= Irreconcilables (Philippines) =

Group of Filipino insurrectionists against U.S. rule

Irreconcilables, in the context of the Philippines, were a class of former insurrectionists deported to the island of Guam by the U.S. Military Government of the Philippines for their unwillingness to swear allegiance to the United States government after their capture by U.S. forces in the Philippine-American War.

==Deportation==
The deportation was effectuated by an order issued by Major General Arthur MacArthur Jr., the then U.S. Military Governor of the Philippines. The order read as follows:

HEADQUARTERS DIVISION OF THE PHILIPPINES.
Manila, P. I., January-7, 1901.
General Orders, No. 4.

In pursuance of authority obtained from the War Department by cable under date December 27, 1900, the following named persons, whose overt acts have clearly revealed them as in aid of, or in sympathy with, the insurrection and the irregular guerrilla warfare by which it is being maintained and whose continued residence in these Islands is, in every essential regard, inimical to the pacification thereof, will be deported at the earliest practicable date to the Island of Guam, there to be held under surveillance or in actual custody, as circumstances may require, during the further progress of hostilities and until such time as the restoration of normal peace conditions in the Philippines has resulted in a public declaration of the termination of such hostilities:

General officers: Artemio Ricarte, Pio del Pilar, Maximo Hizon, Mariano Llanera, Francisco de los Santos.

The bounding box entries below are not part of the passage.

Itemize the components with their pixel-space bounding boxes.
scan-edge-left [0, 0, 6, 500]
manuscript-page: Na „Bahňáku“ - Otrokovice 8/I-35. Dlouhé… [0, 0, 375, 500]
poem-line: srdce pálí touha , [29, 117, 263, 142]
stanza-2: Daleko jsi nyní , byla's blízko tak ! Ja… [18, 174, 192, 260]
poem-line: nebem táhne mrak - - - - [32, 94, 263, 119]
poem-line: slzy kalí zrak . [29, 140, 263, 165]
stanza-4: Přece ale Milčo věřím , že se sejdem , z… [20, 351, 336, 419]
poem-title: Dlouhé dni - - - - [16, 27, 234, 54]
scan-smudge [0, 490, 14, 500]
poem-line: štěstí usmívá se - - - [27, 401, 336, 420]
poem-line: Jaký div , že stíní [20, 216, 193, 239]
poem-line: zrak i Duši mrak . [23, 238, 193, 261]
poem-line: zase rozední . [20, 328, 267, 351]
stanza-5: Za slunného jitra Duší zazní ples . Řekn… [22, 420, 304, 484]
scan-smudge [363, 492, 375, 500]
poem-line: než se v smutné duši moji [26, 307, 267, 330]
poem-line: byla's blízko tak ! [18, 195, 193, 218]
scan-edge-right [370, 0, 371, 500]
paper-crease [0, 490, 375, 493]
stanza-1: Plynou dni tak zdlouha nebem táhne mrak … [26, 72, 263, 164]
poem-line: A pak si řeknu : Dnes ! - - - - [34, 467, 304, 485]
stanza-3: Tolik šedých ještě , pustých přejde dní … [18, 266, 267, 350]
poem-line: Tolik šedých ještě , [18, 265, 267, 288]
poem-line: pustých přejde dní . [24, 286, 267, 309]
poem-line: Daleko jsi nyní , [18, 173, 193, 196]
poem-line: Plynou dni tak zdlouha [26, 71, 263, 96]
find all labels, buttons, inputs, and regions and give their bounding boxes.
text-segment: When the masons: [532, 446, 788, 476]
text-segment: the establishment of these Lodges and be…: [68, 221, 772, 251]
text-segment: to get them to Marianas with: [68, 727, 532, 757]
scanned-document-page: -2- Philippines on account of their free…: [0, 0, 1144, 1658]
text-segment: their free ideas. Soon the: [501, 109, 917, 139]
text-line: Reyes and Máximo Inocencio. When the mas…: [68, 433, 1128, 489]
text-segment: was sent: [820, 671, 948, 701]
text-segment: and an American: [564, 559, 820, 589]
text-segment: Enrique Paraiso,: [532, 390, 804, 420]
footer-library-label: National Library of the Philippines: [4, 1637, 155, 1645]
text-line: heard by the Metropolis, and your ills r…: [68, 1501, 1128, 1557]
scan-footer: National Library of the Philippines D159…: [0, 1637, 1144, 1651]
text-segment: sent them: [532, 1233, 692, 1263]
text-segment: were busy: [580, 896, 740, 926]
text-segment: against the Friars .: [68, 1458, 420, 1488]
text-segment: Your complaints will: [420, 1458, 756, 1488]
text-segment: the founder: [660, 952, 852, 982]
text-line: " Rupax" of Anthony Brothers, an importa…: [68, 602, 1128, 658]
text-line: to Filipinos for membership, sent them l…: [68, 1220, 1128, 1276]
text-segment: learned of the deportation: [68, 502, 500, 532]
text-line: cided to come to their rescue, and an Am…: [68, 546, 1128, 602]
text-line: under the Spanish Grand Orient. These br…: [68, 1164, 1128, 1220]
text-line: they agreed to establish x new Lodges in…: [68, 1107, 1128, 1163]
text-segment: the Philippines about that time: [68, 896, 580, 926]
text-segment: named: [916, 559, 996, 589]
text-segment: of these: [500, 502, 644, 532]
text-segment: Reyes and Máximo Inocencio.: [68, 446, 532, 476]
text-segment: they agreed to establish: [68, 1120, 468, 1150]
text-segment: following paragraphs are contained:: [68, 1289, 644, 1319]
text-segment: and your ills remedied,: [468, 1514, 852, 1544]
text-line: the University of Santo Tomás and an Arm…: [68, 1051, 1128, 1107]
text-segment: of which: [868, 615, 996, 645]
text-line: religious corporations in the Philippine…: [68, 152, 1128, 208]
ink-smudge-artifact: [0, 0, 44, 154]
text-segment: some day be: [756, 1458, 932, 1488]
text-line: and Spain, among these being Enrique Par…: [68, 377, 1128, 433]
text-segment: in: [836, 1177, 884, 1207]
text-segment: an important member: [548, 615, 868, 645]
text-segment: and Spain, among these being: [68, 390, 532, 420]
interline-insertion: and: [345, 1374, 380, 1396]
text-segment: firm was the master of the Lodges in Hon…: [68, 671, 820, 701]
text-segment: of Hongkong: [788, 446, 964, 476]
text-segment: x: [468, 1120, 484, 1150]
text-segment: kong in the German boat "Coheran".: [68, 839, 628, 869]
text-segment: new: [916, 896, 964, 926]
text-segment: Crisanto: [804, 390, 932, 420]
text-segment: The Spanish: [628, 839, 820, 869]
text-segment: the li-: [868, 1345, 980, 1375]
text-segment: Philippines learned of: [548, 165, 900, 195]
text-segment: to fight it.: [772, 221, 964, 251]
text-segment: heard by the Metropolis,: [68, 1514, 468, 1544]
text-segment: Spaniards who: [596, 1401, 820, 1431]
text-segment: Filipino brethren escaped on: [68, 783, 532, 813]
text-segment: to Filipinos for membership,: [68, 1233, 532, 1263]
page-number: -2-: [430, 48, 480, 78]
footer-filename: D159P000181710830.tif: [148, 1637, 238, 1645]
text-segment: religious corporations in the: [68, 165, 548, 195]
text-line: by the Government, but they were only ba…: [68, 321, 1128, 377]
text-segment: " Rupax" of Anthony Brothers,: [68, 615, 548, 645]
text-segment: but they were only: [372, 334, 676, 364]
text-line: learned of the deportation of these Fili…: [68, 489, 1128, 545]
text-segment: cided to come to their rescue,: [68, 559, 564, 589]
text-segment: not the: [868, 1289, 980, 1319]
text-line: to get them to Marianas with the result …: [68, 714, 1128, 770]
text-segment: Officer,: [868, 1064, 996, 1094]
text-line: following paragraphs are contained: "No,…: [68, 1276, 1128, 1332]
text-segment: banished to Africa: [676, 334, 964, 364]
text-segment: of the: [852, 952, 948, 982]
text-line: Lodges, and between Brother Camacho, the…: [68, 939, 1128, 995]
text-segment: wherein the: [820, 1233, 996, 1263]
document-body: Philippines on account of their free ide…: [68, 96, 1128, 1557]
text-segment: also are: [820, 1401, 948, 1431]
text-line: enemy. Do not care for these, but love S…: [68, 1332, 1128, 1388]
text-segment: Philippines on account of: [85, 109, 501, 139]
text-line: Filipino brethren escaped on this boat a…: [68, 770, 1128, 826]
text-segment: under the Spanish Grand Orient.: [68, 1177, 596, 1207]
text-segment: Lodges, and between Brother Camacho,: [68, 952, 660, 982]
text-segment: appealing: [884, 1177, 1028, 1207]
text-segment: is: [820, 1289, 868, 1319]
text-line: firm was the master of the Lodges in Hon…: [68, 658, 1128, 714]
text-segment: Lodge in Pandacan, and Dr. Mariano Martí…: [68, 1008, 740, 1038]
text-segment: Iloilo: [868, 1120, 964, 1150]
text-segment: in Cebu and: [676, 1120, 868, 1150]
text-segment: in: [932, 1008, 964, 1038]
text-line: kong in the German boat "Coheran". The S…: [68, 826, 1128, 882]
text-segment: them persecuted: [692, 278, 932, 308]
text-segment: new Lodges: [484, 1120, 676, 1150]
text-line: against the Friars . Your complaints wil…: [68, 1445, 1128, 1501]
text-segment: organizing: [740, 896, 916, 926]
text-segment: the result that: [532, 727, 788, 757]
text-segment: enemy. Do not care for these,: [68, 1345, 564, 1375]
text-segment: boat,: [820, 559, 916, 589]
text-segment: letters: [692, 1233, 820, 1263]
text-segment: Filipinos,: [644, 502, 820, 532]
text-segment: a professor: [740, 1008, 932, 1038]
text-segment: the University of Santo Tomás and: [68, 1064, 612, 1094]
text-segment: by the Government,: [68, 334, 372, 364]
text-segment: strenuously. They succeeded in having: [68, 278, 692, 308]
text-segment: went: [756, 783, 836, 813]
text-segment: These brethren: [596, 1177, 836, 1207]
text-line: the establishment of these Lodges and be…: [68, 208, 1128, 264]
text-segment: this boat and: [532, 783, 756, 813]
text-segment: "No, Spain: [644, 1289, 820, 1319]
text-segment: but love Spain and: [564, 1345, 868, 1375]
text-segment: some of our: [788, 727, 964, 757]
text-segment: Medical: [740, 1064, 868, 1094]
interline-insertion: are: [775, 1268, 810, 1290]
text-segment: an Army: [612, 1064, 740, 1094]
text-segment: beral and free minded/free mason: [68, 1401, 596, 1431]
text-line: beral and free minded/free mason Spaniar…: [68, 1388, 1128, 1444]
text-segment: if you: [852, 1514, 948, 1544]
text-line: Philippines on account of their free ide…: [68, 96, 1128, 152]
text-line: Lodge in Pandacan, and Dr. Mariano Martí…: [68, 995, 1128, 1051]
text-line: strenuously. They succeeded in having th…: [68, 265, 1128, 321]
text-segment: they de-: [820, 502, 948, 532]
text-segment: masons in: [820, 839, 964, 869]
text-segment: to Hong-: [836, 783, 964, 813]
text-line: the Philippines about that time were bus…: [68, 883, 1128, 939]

Colonels: Macario ile Ocampo, Ivstcbaii Consorles, Lucas Camerino.

Julian Geroiia.

Lieutenant-Colonels: Pedro Cubarrubias, Mariano Barruga, Her-
niogenes Plata, Cornelio Requestis.

Major: Fabian Villaruel.

Subordinate insurgent officers: Juan Leandro Villarino, Jos Mata,
Ygniidio de Jesus, Alipio Tecson.

Civil officials, insurgent agents, sympathizers and agitators:
Apolinario Mabini, Pablo Ocanijio, Maxiinino Trias, Simon
Tecson, Pio Varican, Anastasio Carmona, Mariano Sevilla,
Lauuel R. Roxas.

By Command of Major General, MACARTHUR:
THOMAS H. BARRY,
Brigadier General,
U. S. Volunteers,
Chief of Staff.

At the time this order was issued, the Philippine-American War was still underway. Prior to issuing this order, MacArthur had obtained authority to do so from the United States Secretary of War.

==Notable deportees==
- Apolinario Mabini, Prime Minister of the First Philippine Republic
- Artemio Ricarte, Commanding General of the Philippine Revolutionary Army
- Pío del Pilar, Lieutenant General, Congressman from Negros Oriental
- Máximo Hizon, Congressman from Sorsogon
- Mariano Llanera, Lieutenant General
- Francisco de los Santos, General officer

==Detention and later release==
An initial group of more than thirty leaders of Philippine Revolution, including Pío del Pilar and Apolinario Mabini were transported to Guam aboard the SS Rosecrans. Guam's Naval Governor, Seaton Schroeder, was unprepared for their arrival, and they remained aboard ship in Apra Harbor. A week later, on February 1, 1901, the USS Solace arrived with eleven more deportees, who were transferred to join the others on the Rosecrans while a three-acre site between the villages of Piti and Hagåtña, was razed and the construction of the Presidio de Asan (prison) began.

Apolinario Mabini sits outside his tent on Guam, 1902

On February 12, 43 prisoners and 15 servants disembarked at Piti and trekked for two miles to Asan, where they were initially housed under guard in tents. Construction of the prison was completed on March 22. Prison facilities included exercise equipment, a small library, a dining room, and a kitchen separated from the prison barracks run by servants. Each prisoner was assigned 28 square feet of floor space, an army cot, and shelf space for personal items.

Most deportees agreed to take the United States Oath of Allegiance after some time in detention and were returned to the Philippines. Mabini and Ricarte were exceptions.

Mabini refused to take the oath until February 1903, when he was formally notified that he could leave Guam for any destination other than the Philippines. He did not accept this, and on February 26, 1903, he took the oath in order to be allowed to return. He issued this statement to the press on the day he sailed:

After two long years I am returning, so to speak, completely disoriented and, what is worse, almost overcome by disease and sufferings. Nevertheless, I hope, after some time of rest and study, still to be of some use, unless I have returned to the Islands for the sole purpose of dying.

Mabini died from cholera in his home the age of 38 on May 13, 1903, less than three months after his return from exile.

Ricarte never took the oath. He was deported to Hong Kong in February 1903 and secretly returned to the Philippines in 1904. After being arrested and imprisoned, he was again deported to Hong Kong in 1910. He moved to Japan, living in Yokohama and returning to the Philippines in mid-1942, while the Philippines was occupied by the Empire of Japan.